Unnamed: 0,id,Gender,Age,City,Profession,Academic Pressure,Work Pressure,CGPA,Study Satisfaction,Job Satisfaction,Sleep Duration,Dietary Habits,Degree,Have you ever had suicidal thoughts ?,Work/Study Hours,Financial Stress,Family History of Mental Illness,Depression
0,2,Male,33.0,Visakhapatnam,Student,5.0,0.0,8.97,2.0,0.0,'5-6 hours',Healthy,B.Pharm,Yes,3.0,1.0,No,1
1,8,Female,24.0,Bangalore,Student,2.0,0.0,5.9,5.0,0.0,'5-6 hours',Moderate,BSc,No,3.0,2.0,Yes,0
2,26,Male,31.0,Srinagar,Student,3.0,0.0,7.03,5.0,0.0,'Less than 5 hours',Healthy,BA,No,9.0,1.0,Yes,0
3,30,Female,28.0,Varanasi,Student,3.0,0.0,5.59,2.0,0.0,'7-8 hours',Moderate,BCA,Yes,4.0,5.0,Yes,1
4,32,Female,25.0,Jaipur,Student,4.0,0.0,8.13,3.0,0.0,'5-6 hours',Moderate,M.Tech,Yes,1.0,1.0,No,0


💡 **Observations:**  
- All column names are readable and appear to be semantically meaningful.

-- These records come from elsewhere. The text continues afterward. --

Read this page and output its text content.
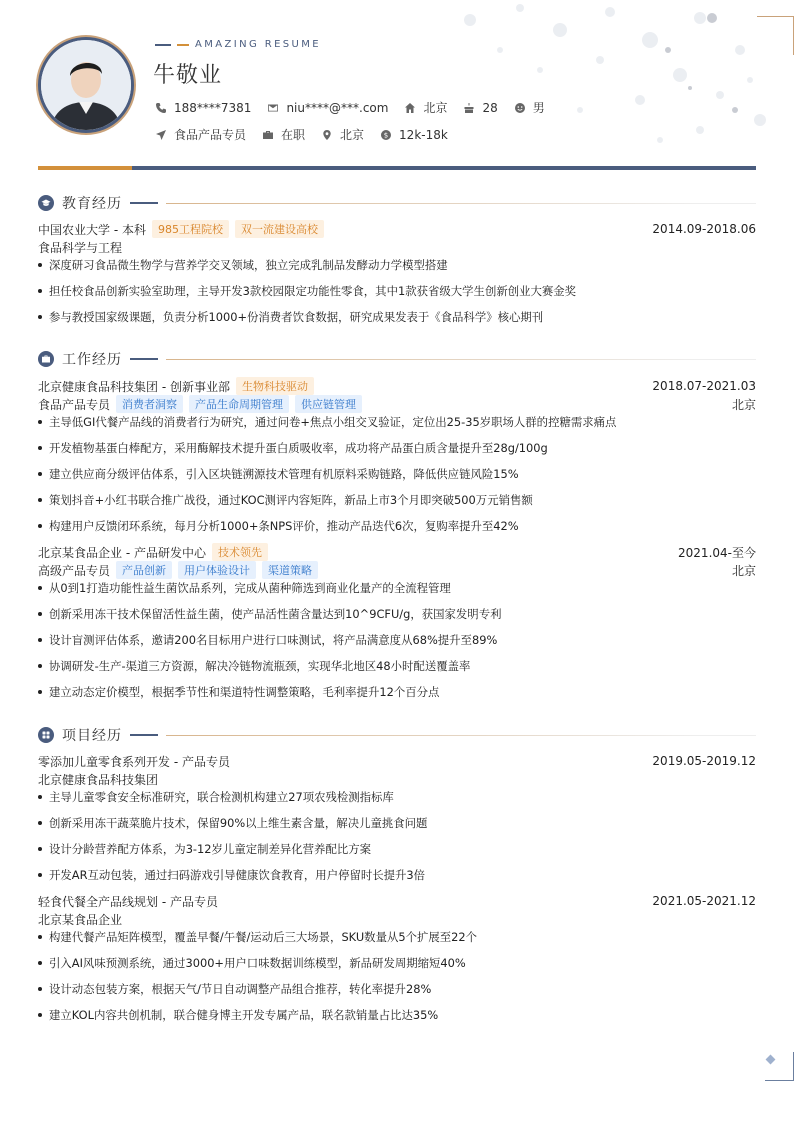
AMAZING RESUME
牛敬业
188****7381	niu****@***.com	北京	28	男
食品产品专员	在职	北京	$ 12k-18k
教育经历
中国农业大学 - 本科	985工程院校	双一流建设高校	2014.09-2018.06
食品科学与工程
深度研习食品微生物学与营养学交叉领域，独立完成乳制品发酵动力学模型搭建
担任校食品创新实验室助理，主导开发3款校园限定功能性零食，其中1款获省级大学生创新创业大赛金奖
参与教授国家级课题，负责分析1000+份消费者饮食数据，研究成果发表于《食品科学》核心期刊
工作经历
北京健康食品科技集团 - 创新事业部	生物科技驱动	2018.07-2021.03
食品产品专员	消费者洞察	产品生命周期管理	供应链管理	北京
主导低GI代餐产品线的消费者行为研究，通过问卷+焦点小组交叉验证，定位出25-35岁职场人群的控糖需求痛点
开发植物基蛋白棒配方，采用酶解技术提升蛋白质吸收率，成功将产品蛋白质含量提升至28g/100g
建立供应商分级评估体系，引入区块链溯源技术管理有机原料采购链路，降低供应链风险15%
策划抖音+小红书联合推广战役，通过KOC测评内容矩阵，新品上市3个月即突破500万元销售额
构建用户反馈闭环系统，每月分析1000+条NPS评价，推动产品迭代6次，复购率提升至42%
北京某食品企业 - 产品研发中心	技术领先	2021.04-至今
高级产品专员	产品创新	用户体验设计	渠道策略	北京
从0到1打造功能性益生菌饮品系列，完成从菌种筛选到商业化量产的全流程管理
创新采用冻干技术保留活性益生菌，使产品活性菌含量达到10^9CFU/g，获国家发明专利
设计盲测评估体系，邀请200名目标用户进行口味测试，将产品满意度从68%提升至89%
协调研发-生产-渠道三方资源，解决冷链物流瓶颈，实现华北地区48小时配送覆盖率
建立动态定价模型，根据季节性和渠道特性调整策略，毛利率提升12个百分点
项目经历
零添加儿童零食系列开发 - 产品专员	2019.05-2019.12
北京健康食品科技集团
主导儿童零食安全标准研究，联合检测机构建立27项农残检测指标库
创新采用冻干蔬菜脆片技术，保留90%以上维生素含量，解决儿童挑食问题
设计分龄营养配方体系，为3-12岁儿童定制差异化营养配比方案
开发AR互动包装，通过扫码游戏引导健康饮食教育，用户停留时长提升3倍
轻食代餐全产品线规划 - 产品专员	2021.05-2021.12
北京某食品企业
构建代餐产品矩阵模型，覆盖早餐/午餐/运动后三大场景，SKU数量从5个扩展至22个
引入AI风味预测系统，通过3000+用户口味数据训练模型，新品研发周期缩短40%
设计动态包装方案，根据天气/节日自动调整产品组合推荐，转化率提升28%
建立KOL内容共创机制，联合健身博主开发专属产品，联名款销量占比达35%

- The `id` column does not increment sequentially
- `Work Pressure` and `Job Satisfaction` have only 0.0 values in the initial rows.

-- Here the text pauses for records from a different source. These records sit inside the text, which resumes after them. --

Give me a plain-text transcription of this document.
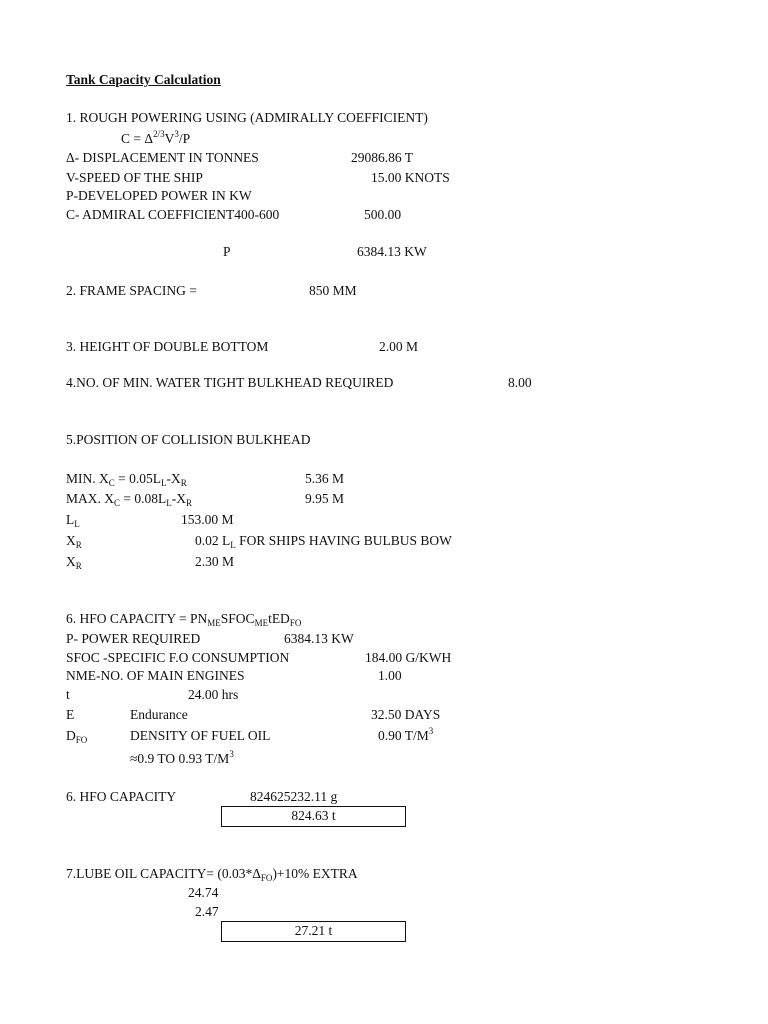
Tank Capacity Calculation
1. ROUGH POWERING USING (ADMIRALLY COEFFICIENT)
$C = \Delta^{2/3}V^3/P$
Δ- DISPLACEMENT IN TONNES	29086.86 T
V-SPEED OF THE SHIP	15.00 KNOTS
P-DEVELOPED POWER IN KW
C- ADMIRAL COEFFICIENT400-600	500.00
P	6384.13 KW
2. FRAME SPACING =	850 MM
3. HEIGHT OF DOUBLE BOTTOM	2.00 M
4.NO. OF MIN. WATER TIGHT BULKHEAD REQUIRED	8.00
5.POSITION OF COLLISION BULKHEAD
MIN. $X_C = 0.05L_L-X_R$	5.36 M
MAX. $X_C = 0.08L_L-X_R$	9.95 M
$L_L$	153.00 M
$X_R$	0.02 $L_L$ FOR SHIPS HAVING BULBUS BOW
$X_R$	2.30 M
6. HFO CAPACITY = $PN_{ME}SFOC_{ME}tED_{FO}$
P- POWER REQUIRED	6384.13 KW
SFOC -SPECIFIC F.O CONSUMPTION	184.00 G/KWH
NME-NO. OF MAIN ENGINES	1.00
t	24.00 hrs
E	Endurance	32.50 DAYS
$D_{FO}$	DENSITY OF FUEL OIL	0.90 $T/M^3$
≈0.9 TO 0.93 $T/M^3$
6. HFO CAPACITY	824625232.11 g
824.63 t
7.LUBE OIL CAPACITY= $(0.03*\Delta_{FO})+10\%$ EXTRA
24.74
2.47
27.21 t
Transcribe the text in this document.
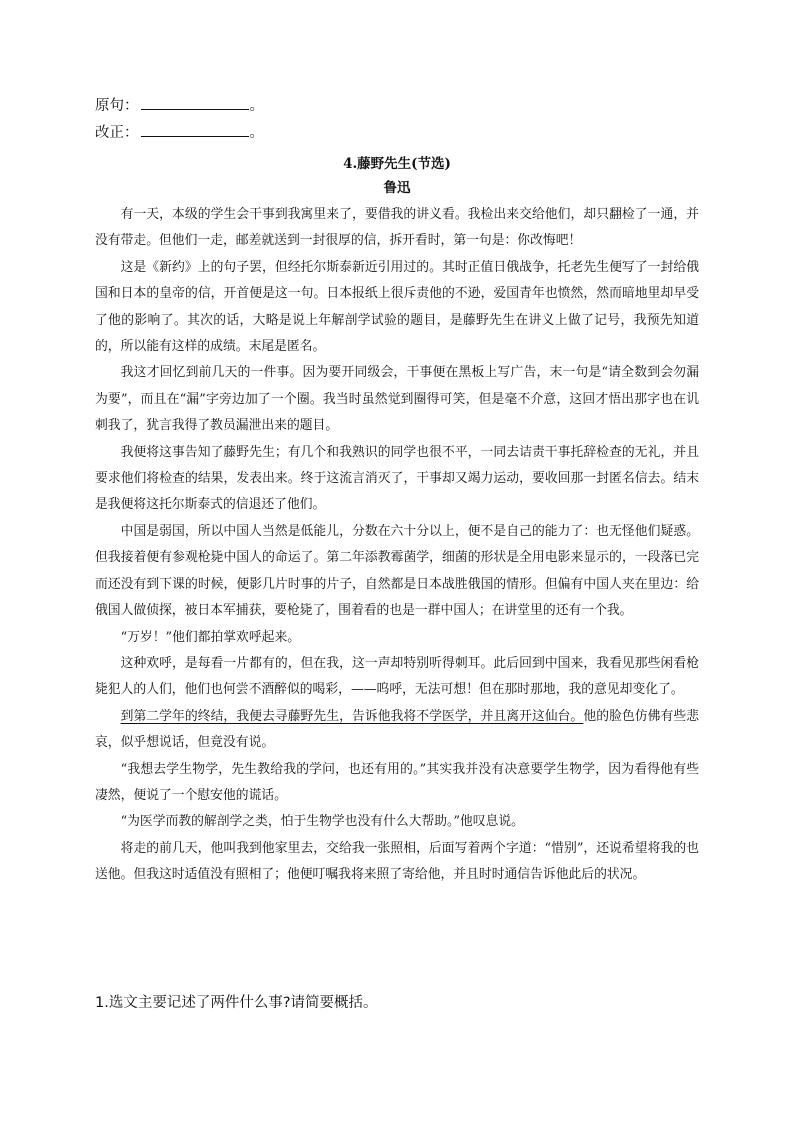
原句：	。
改正：	。
4.藤野先生(节选)
鲁迅

有一天，本级的学生会干事到我寓里来了，要借我的讲义看。我检出来交给他们，却只翻检了一通，并没有带走。但他们一走，邮差就送到一封很厚的信，拆开看时，第一句是：你改悔吧！

这是《新约》上的句子罢，但经托尔斯泰新近引用过的。其时正值日俄战争，托老先生便写了一封给俄国和日本的皇帝的信，开首便是这一句。日本报纸上很斥责他的不逊，爱国青年也愤然，然而暗地里却早受了他的影响了。其次的话，大略是说上年解剖学试验的题目，是藤野先生在讲义上做了记号，我预先知道的，所以能有这样的成绩。末尾是匿名。

我这才回忆到前几天的一件事。因为要开同级会，干事便在黑板上写广告，末一句是“请全数到会勿漏为要”，而且在“漏”字旁边加了一个圈。我当时虽然觉到圈得可笑，但是毫不介意，这回才悟出那字也在讥刺我了，犹言我得了教员漏泄出来的题目。

我便将这事告知了藤野先生；有几个和我熟识的同学也很不平，一同去诘责干事托辞检查的无礼，并且要求他们将检查的结果，发表出来。终于这流言消灭了，干事却又竭力运动，要收回那一封匿名信去。结末是我便将这托尔斯泰式的信退还了他们。

中国是弱国，所以中国人当然是低能儿，分数在六十分以上，便不是自己的能力了：也无怪他们疑惑。但我接着便有参观枪毙中国人的命运了。第二年添教霉菌学，细菌的形状是全用电影来显示的，一段落已完而还没有到下课的时候，便影几片时事的片子，自然都是日本战胜俄国的情形。但偏有中国人夹在里边：给俄国人做侦探，被日本军捕获，要枪毙了，围着看的也是一群中国人；在讲堂里的还有一个我。

“万岁！”他们都拍掌欢呼起来。

这种欢呼，是每看一片都有的，但在我，这一声却特别听得刺耳。此后回到中国来，我看见那些闲看枪毙犯人的人们，他们也何尝不酒醉似的喝彩，——呜呼，无法可想！但在那时那地，我的意见却变化了。

到第二学年的终结，我便去寻藤野先生，告诉他我将不学医学，并且离开这仙台。他的脸色仿佛有些悲哀，似乎想说话，但竟没有说。

“我想去学生物学，先生教给我的学问，也还有用的。”其实我并没有决意要学生物学，因为看得他有些凄然，便说了一个慰安他的谎话。

“为医学而教的解剖学之类，怕于生物学也没有什么大帮助。”他叹息说。

将走的前几天，他叫我到他家里去，交给我一张照相，后面写着两个字道：“惜别”，还说希望将我的也送他。但我这时适值没有照相了；他便叮嘱我将来照了寄给他，并且时时通信告诉他此后的状况。

1.选文主要记述了两件什么事?请简要概括。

- The `Profession` column appears to contain only "Student" values so far.


In [24]:
# Prints basic statistics (mean, standard deviation, min, max, etc.)

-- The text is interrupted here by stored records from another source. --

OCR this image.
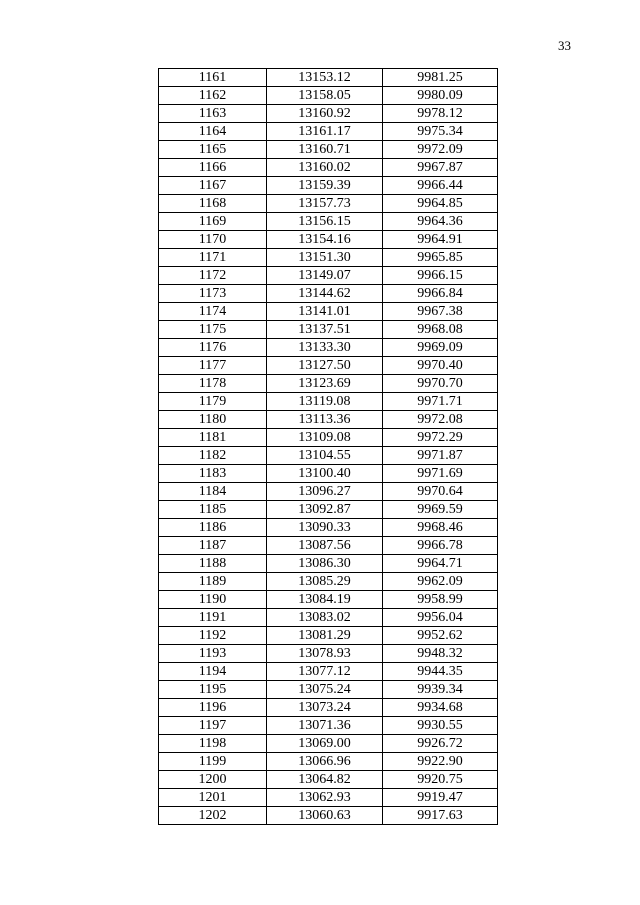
33
1161	13153.12	9981.25
1162	13158.05	9980.09
1163	13160.92	9978.12
1164	13161.17	9975.34
1165	13160.71	9972.09
1166	13160.02	9967.87
1167	13159.39	9966.44
1168	13157.73	9964.85
1169	13156.15	9964.36
1170	13154.16	9964.91
1171	13151.30	9965.85
1172	13149.07	9966.15
1173	13144.62	9966.84
1174	13141.01	9967.38
1175	13137.51	9968.08
1176	13133.30	9969.09
1177	13127.50	9970.40
1178	13123.69	9970.70
1179	13119.08	9971.71
1180	13113.36	9972.08
1181	13109.08	9972.29
1182	13104.55	9971.87
1183	13100.40	9971.69
1184	13096.27	9970.64
1185	13092.87	9969.59
1186	13090.33	9968.46
1187	13087.56	9966.78
1188	13086.30	9964.71
1189	13085.29	9962.09
1190	13084.19	9958.99
1191	13083.02	9956.04
1192	13081.29	9952.62
1193	13078.93	9948.32
1194	13077.12	9944.35
1195	13075.24	9939.34
1196	13073.24	9934.68
1197	13071.36	9930.55
1198	13069.00	9926.72
1199	13066.96	9922.90
1200	13064.82	9920.75
1201	13062.93	9919.47
1202	13060.63	9917.63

numeric_cols = df.select_dtypes(include=[np.number]).columns.drop('id', errors='ignore')  # For  numeric data types
display(df[numeric_cols].describe())   

Unnamed: 0,Age,Academic Pressure,Work Pressure,CGPA,Study Satisfaction,Job Satisfaction,Work/Study Hours,Depression
count,27901.0,27901.0,27901.0,27901.0,27901.0,27901.0,27901.0,27901.0
mean,25.8223,3.141214,0.00043,7.656104,2.943837,0.000681,7.156984,0.585499
std,4.905687,1.381465,0.043992,1.470707,1.361148,0.044394,3.707642,0.492645
min,18.0,0.0,0.0,0.0,0.0,0.0,0.0,0.0
25%,21.0,2.0,0.0,6.29,2.0,0.0,4.0,0.0
50%,25.0,3.0,0.0,7.77,3.0,0.0,8.0,1.0
75%,30.0,4.0,0.0,8.92,4.0,0.0,10.0,1.0
max,59.0,5.0,5.0,10.0,5.0,4.0,12.0,1.0


💡 **Observations:**  
- `Age` mostly ranges between 21 to 30, aligning with student demographics ,though the max age is 59, which may be an outlier or non-student entry.
- `Work Pressure` and `Job Satisfaction` values appear to be very close to 0, suggesting missing data, poor scaling, or inactive features.